The following quotation comes from Elisabeth Elliot’s book Passion and Purity (Revell, 2002), pp. 39-40. Her writing has greatly influenced my life, even as a grown married woman. I truly wish someone had introduced me to her works when I was a teenager, but I am learning that it is never too late to incorporate the principles she teaches: namely, that passion is not sinful and purity is not prudish. Nor are they mutually exclusive. You can have both.
In Lilias Trotter’s beautifully illustrated book, Parables of the Cross, she describes the death-life cycle of plants, which illustrates the spiritual processes that must go on in us if we are to die to self and live to God. In the love life, as well as in other areas:
The fair new petals must fall, and for no visible reason. No one seems enriched by the stripping.
And the first step into the realm of giving is a like surrender—not manward but Godward: an utter yielding of our best.
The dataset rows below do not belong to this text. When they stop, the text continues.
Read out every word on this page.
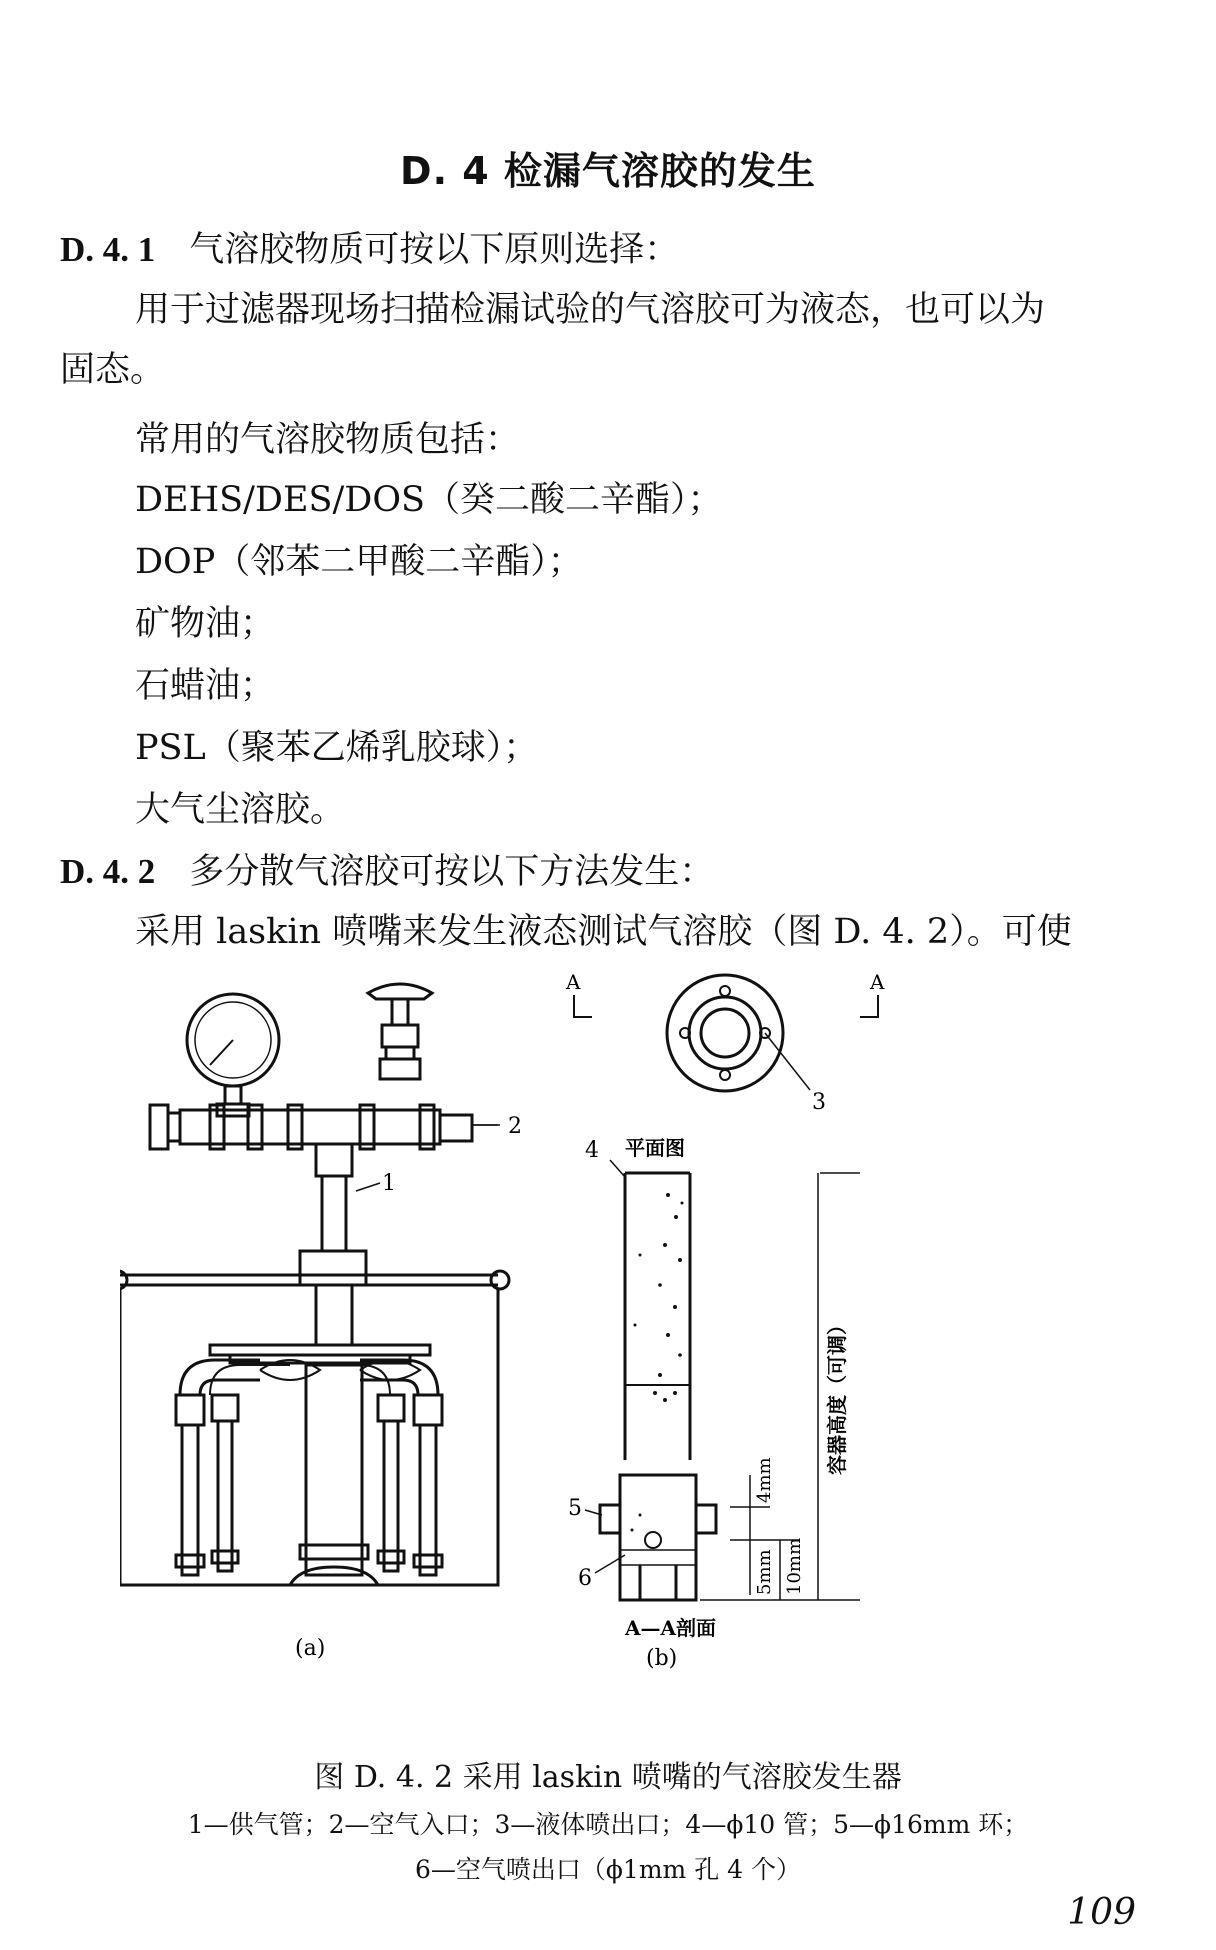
D. 4 检漏气溶胶的发生
D. 4. 1 气溶胶物质可按以下原则选择：
用于过滤器现场扫描检漏试验的气溶胶可为液态，也可以为
固态。
常用的气溶胶物质包括：
DEHS/DES/DOS（癸二酸二辛酯）；
DOP（邻苯二甲酸二辛酯）；
矿物油；
石蜡油；
PSL（聚苯乙烯乳胶球）；
大气尘溶胶。
D. 4. 2 多分散气溶胶可按以下方法发生：
采用 laskin 喷嘴来发生液态测试气溶胶（图 D. 4. 2）。可使
1
2
(a)
A	A
3
平面图
4
5
6
4mm
5mm 10mm
容器高度（可调）
A—A剖面
(b)
图 D. 4. 2 采用 laskin 喷嘴的气溶胶发生器
1—供气管；2—空气入口；3—液体喷出口；4—ϕ10 管；5—ϕ16mm 环；
6—空气喷出口（ϕ1mm 孔 4 个）
109
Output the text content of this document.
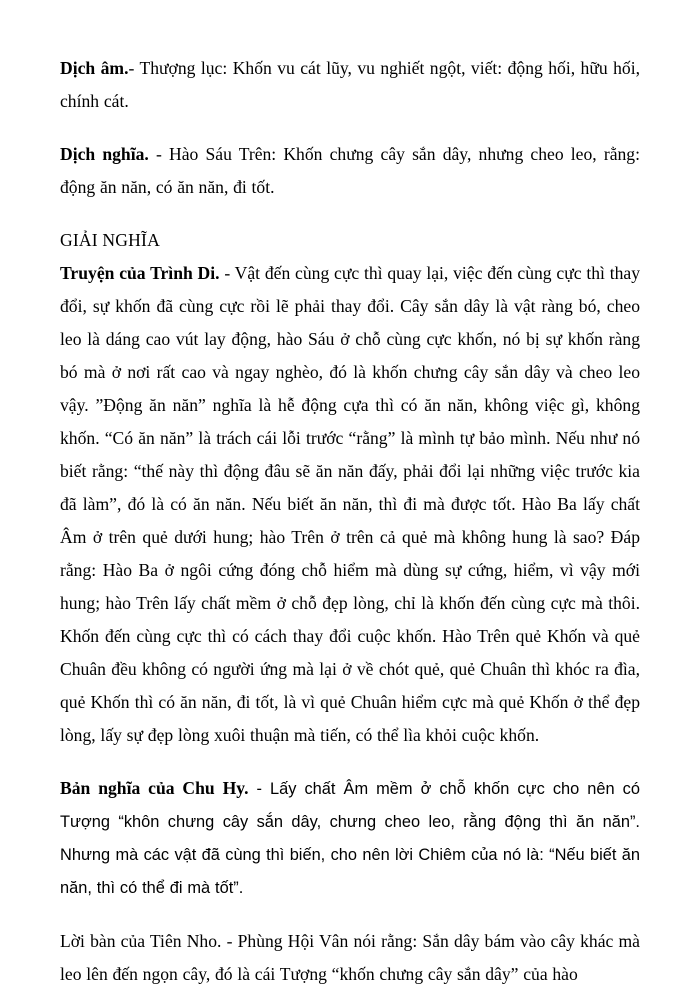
Dịch âm.- Thượng lục: Khốn vu cát lũy, vu nghiết ngột, viết: động hối, hữu hối, chính cát.

Dịch nghĩa. - Hào Sáu Trên: Khốn chưng cây sắn dây, nhưng cheo leo, rằng: động ăn năn, có ăn năn, đi tốt.

GIẢI NGHĨA

Truyện của Trình Di. - Vật đến cùng cực thì quay lại, việc đến cùng cực thì thay đổi, sự khốn đã cùng cực rồi lẽ phải thay đổi. Cây sắn dây là vật ràng bó, cheo leo là dáng cao vút lay động, hào Sáu ở chỗ cùng cực khốn, nó bị sự khốn ràng bó mà ở nơi rất cao và ngay nghèo, đó là khốn chưng cây sắn dây và cheo leo vậy. ”Động ăn năn” nghĩa là hễ động cựa thì có ăn năn, không việc gì, không khốn. “Có ăn năn” là trách cái lỗi trước “rằng” là mình tự bảo mình. Nếu như nó biết rằng: “thế này thì động đâu sẽ ăn năn đấy, phải đổi lại những việc trước kia đã làm”, đó là có ăn năn. Nếu biết ăn năn, thì đi mà được tốt. Hào Ba lấy chất Âm ở trên quẻ dưới hung; hào Trên ở trên cả quẻ mà không hung là sao? Đáp rằng: Hào Ba ở ngôi cứng đóng chỗ hiểm mà dùng sự cứng, hiểm, vì vậy mới hung; hào Trên lấy chất mềm ở chỗ đẹp lòng, chỉ là khốn đến cùng cực mà thôi. Khốn đến cùng cực thì có cách thay đổi cuộc khốn. Hào Trên quẻ Khốn và quẻ Chuân đều không có người ứng mà lại ở về chót quẻ, quẻ Chuân thì khóc ra đìa, quẻ Khốn thì có ăn năn, đi tốt, là vì quẻ Chuân hiểm cực mà quẻ Khốn ở thể đẹp lòng, lấy sự đẹp lòng xuôi thuận mà tiến, có thể lìa khỏi cuộc khốn.

Bản nghĩa của Chu Hy. - Lấy chất Âm mềm ở chỗ khốn cực cho nên có Tượng “khôn chưng cây sắn dây, chưng cheo leo, rằng động thì ăn năn”. Nhưng mà các vật đã cùng thì biến, cho nên lời Chiêm của nó là: “Nếu biết ăn năn, thì có thể đi mà tốt”.

Lời bàn của Tiên Nho. - Phùng Hội Vân nói rằng: Sắn dây bám vào cây khác mà leo lên đến ngọn cây, đó là cái Tượng “khốn chưng cây sắn dây” của hào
So long as our idea of surrender is limited to the renouncing of unlawful things, we have never grasped its true meaning: that is not worthy of the name for “no polluted thing” can be offered.
The life lost on the Cross was not a sinful one—the treasure poured forth there was God-given, God-blessed treasure, lawful and right to be kept: only that there was the life of the world at stake.
What kind of a God is it who asks everything of us? The same God who “…did not spare his own Son, but gave him up for us all; and with this gift how can he fail to lavish upon us all he has to give?”